Recently on Facebook John Piper wrote: “What could be more round about than the way God blessed Naomi? And in Christ the maze of your misery has a design and happy end.” Ruth and Naomi saw only the smallest glimpse of how big God was in their suffering and redemption. His plan was so much bigger!
Finally, God is big enough to take suffering caused by spiritual warfare and turn it to our ultimate benefit and to His glory. We are given a glimpse of this in Job. Though his suffering was the immediate result of natural causes in storm and diseases, and human causes in marauding Sabeans, the ultimate cause was spiritual warfare. But God is big enough that throughout this account, He keeps Satan on a short leash – nothing that happened to Job happened without God’s permission. Satan had limits beyond which he could not go. God is so big, He took the worst that Satan can throw down and turn it for His glory and for centuries now for the good of those who believe. Job saw man made wickedness and natural events bring suffering. He could not see that it was spiritual conflict. So also with us.
God hardly ever does things the way we would expect. Though He upholds the cosmos by His powerful Word, He also became small – a new born child without speech – in fact, as Paul tells us in Philippians 3, He made Himself nothing, the infinite became finite, omnipotent became vulnerable; the omnipresent One confined Himself in the body of a man, in order to conquer our infinite rebellion and sin.
And His eye sight is big enough that He sees the least of these. Not a sparrow falls to the ground, not a hair falls from your head that He does not know it.

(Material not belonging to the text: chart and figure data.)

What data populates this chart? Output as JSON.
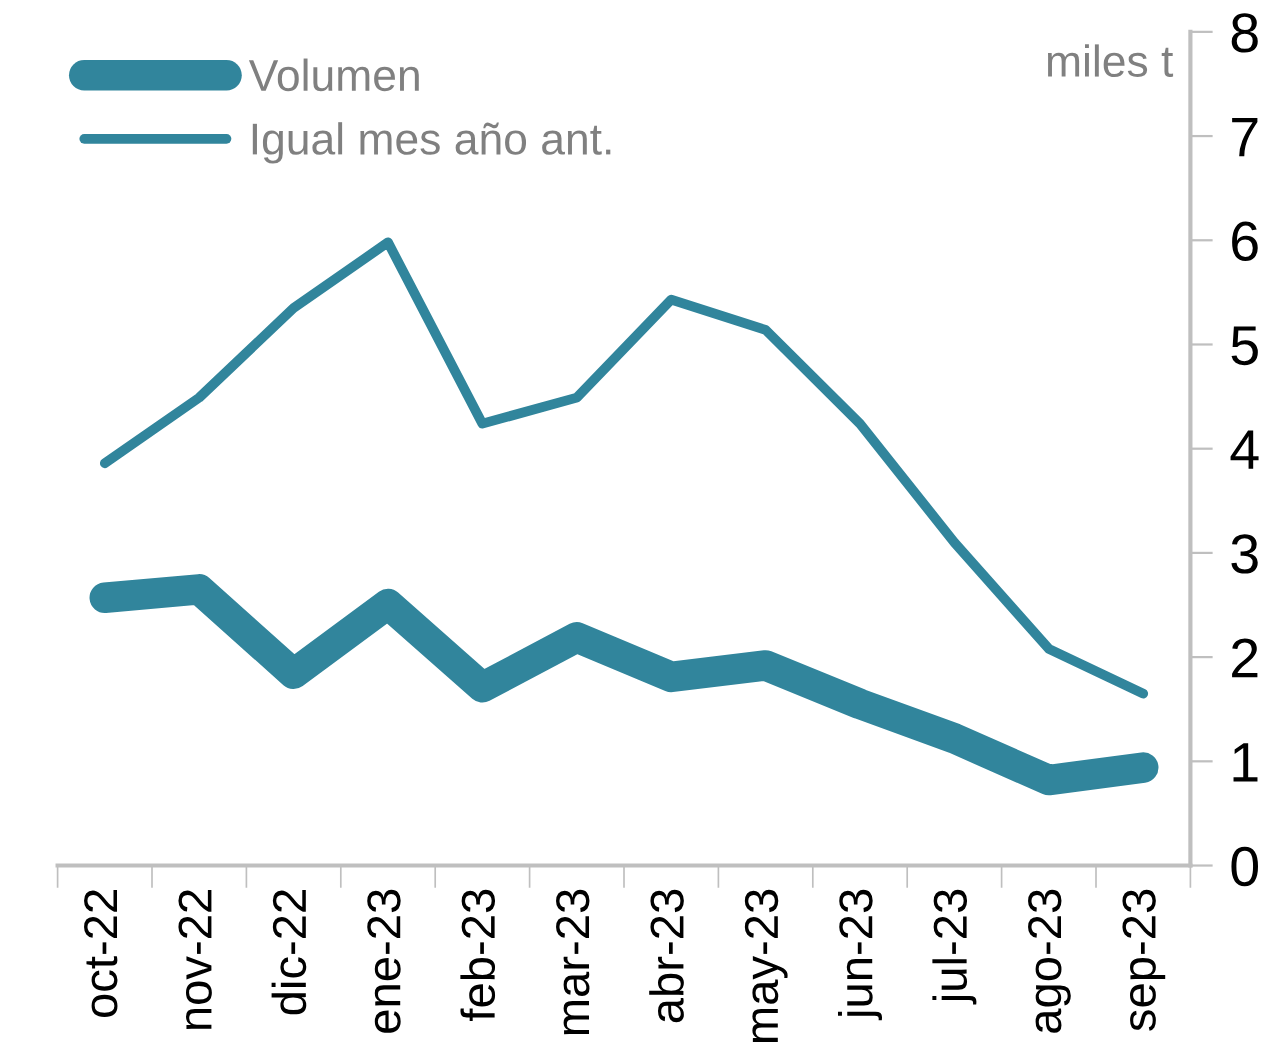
{
  "chart_data": {
    "type": "line",
    "ylabel": "miles t",
    "categories": [
      "oct-22",
      "nov-22",
      "dic-22",
      "ene-23",
      "feb-23",
      "mar-23",
      "abr-23",
      "may-23",
      "jun-23",
      "jul-23",
      "ago-23",
      "sep-23"
    ],
    "series": [
      {
        "name": "Volumen",
        "color": "#31859c",
        "values": [
          2.57,
          2.65,
          1.84,
          2.51,
          1.71,
          2.19,
          1.81,
          1.92,
          1.55,
          1.22,
          0.82,
          0.94
        ]
      },
      {
        "name": "Igual mes año ant.",
        "color": "#31859c",
        "values": [
          3.86,
          4.49,
          5.35,
          5.98,
          4.24,
          4.49,
          5.43,
          5.14,
          4.24,
          3.1,
          2.08,
          1.65
        ]
      }
    ],
    "ylim": [
      0,
      8
    ],
    "yticks": [
      0,
      1,
      2,
      3,
      4,
      5,
      6,
      7,
      8
    ],
    "grid": false,
    "legend": "top left",
    "marker": "none",
    "line_style": "solid"
  }
}
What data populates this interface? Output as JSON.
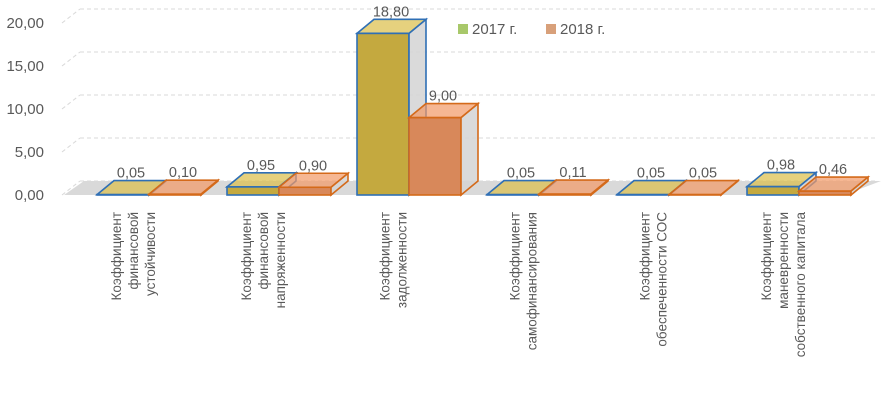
{
  "chart_data": {
    "type": "bar",
    "style": "3d-clustered-column",
    "categories": [
      [
        "Коэффициент",
        "финансовой",
        "устойчивости"
      ],
      [
        "Коэффициент",
        "финансовой",
        "напряженности"
      ],
      [
        "Коэффициент",
        "задолженности"
      ],
      [
        "Коэффициент",
        "самофинансирования"
      ],
      [
        "Коэффициент",
        "обеспеченности СОС"
      ],
      [
        "Коэффициент",
        "маневренности",
        "собственного капитала"
      ]
    ],
    "series": [
      {
        "name": "2017 г.",
        "values": [
          0.05,
          0.95,
          18.8,
          0.05,
          0.05,
          0.98
        ],
        "labels": [
          "0,05",
          "0,95",
          "18,80",
          "0,05",
          "0,05",
          "0,98"
        ],
        "fill": "#c4a93f",
        "edge": "#2f6fb5"
      },
      {
        "name": "2018 г.",
        "values": [
          0.1,
          0.9,
          9.0,
          0.11,
          0.05,
          0.46
        ],
        "labels": [
          "0,10",
          "0,90",
          "9,00",
          "0,11",
          "0,05",
          "0,46"
        ],
        "fill": "#d8885a",
        "edge": "#d46a1a"
      }
    ],
    "yticks": [
      "0,00",
      "5,00",
      "10,00",
      "15,00",
      "20,00"
    ],
    "ylim": [
      0,
      20
    ],
    "grid": true,
    "legend": {
      "position": "top-right",
      "entries": [
        "2017 г.",
        "2018 г."
      ],
      "swatch_colors": [
        "#a8c86a",
        "#d8a07a"
      ]
    },
    "title": "",
    "xlabel": "",
    "ylabel": ""
  }
}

Remember the words of William Cowper’s hymn “God Moves in Mysterious Ways”? One of the stanzas says:
Judge not the Lord by feeble sense
But trust him for His grace.
Behind a frowning providence
He hides a smiling face.
I don’t know what suffering you have faced. In God’s mercy none of us knows what suffering awaits us.But the Scriptures tell us God is big in our suffering, . . . so we can glory in our weakness. Joseph saw many years of dark providence of human wickedness redeemed in the end for the good of many. Ruth and Naomi saw the frowning providence in natural causes resulting in the hardship of loss, death, and hopeless deprivation. And Job also experienced unspeakable loss in spiritual warfare that God never did explain to him in this life. But behind this darkness, behind the hard providence lay blessings that would break upon all of them as individuals, as families and communities, and ultimately blessings for all of human kind across the world and across the centuries, even to you and me in that Pauline sense of being infinitely beyond what they could see, hear, or imagine.
There’s that African antiphonal saying: “God is good” . . . “All the Time!” . . . “All the time” . . . “God id good.” With respect to this RTS series “How big is your God?” we can modify that to: “God is Big!” . . . “All the time” . . . “All the time” . . . “God is big!”